Same here. Because I would have thought I was participating in a project that had certain guidelines and beliefs behind it. Like an acknowledgment of gendered power. I would *not* enter into a project that is supposed to heal the would of not having unfettered access to women's breasts in highschool. I would be happy to be part of a project where people learned to be not be ashamed of sexual desires. I would be happy to be part of a project where people learned to ask for something, and learned not only how to say no, but how to accept no (which does not include asking a woman 15 times until she gives in).
I have been part of events where I thought I was doing someting in line with my ideals and beliefs, and then later on found out that was not the case. It did ruin my experience of the event.

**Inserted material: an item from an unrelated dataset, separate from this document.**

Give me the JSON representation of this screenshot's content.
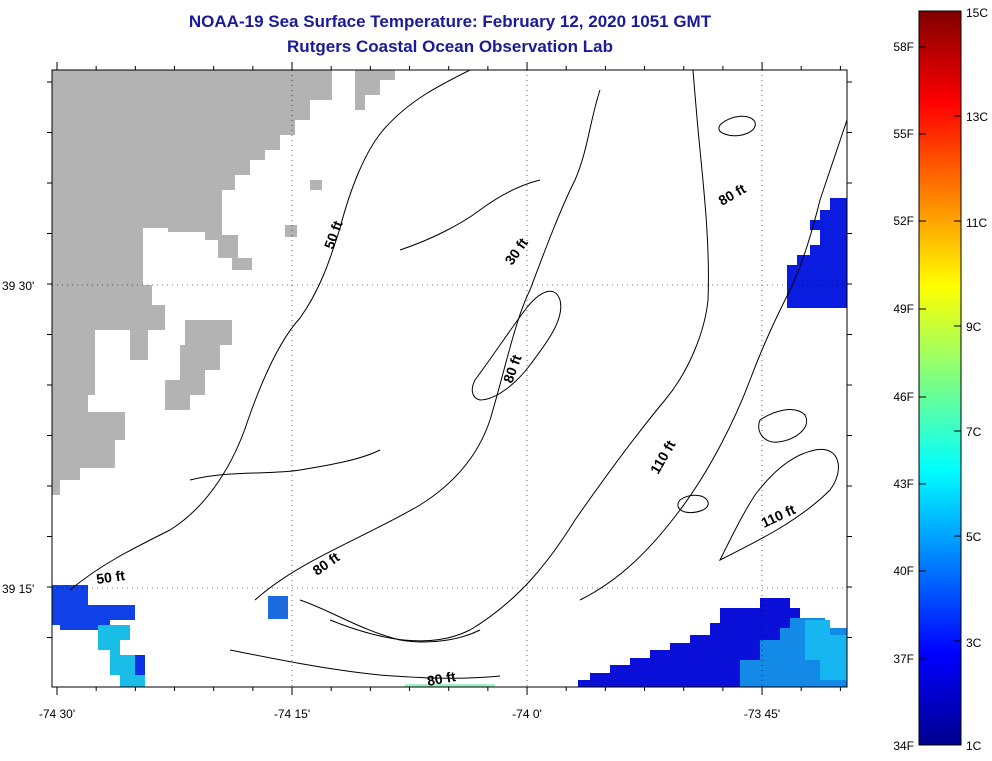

Same here. If I had read this post first I would just have thought "oh, wierd stuff that people do after hours at a con with their friends, whatever". And even possibly "might be fun with the right group of people", especially if it was clear that men's bodies were up for grabs too.
If I had been there and participated and then read Ferret's post, however, I would have wanted to track him down and kick his ass. Because really, his post...damn that guy is a creep, and the world does not owe him free boobies to heal the pain of his high school experience.
Thank you So much for opening this post.
I would have taken a green pin, if I'd been there.Admittedly, I'm in my fifties, but I would have taken a green pin back in my twenties as well. I can say this with great assurance. :)
I have a quick question. When they gave you the pin did they ask your age or ask to see ID? And (I'm assuming you're of age) if you had been say a mature looking 13-15 year old would you have felt pressured or skeeved out by it and refused a pin? This whole thing worries me as a mom and a con goer.
The person did not ask to see my ID. However, I was at a private party where the host personally invited all who attended. It was obvious that the attendees were adults. The people there may be laid back, but I think I can speak for all of them when I say that we would have turned underaged persons away.
Actually, we would have turned all immature persons away, regardless of physical age.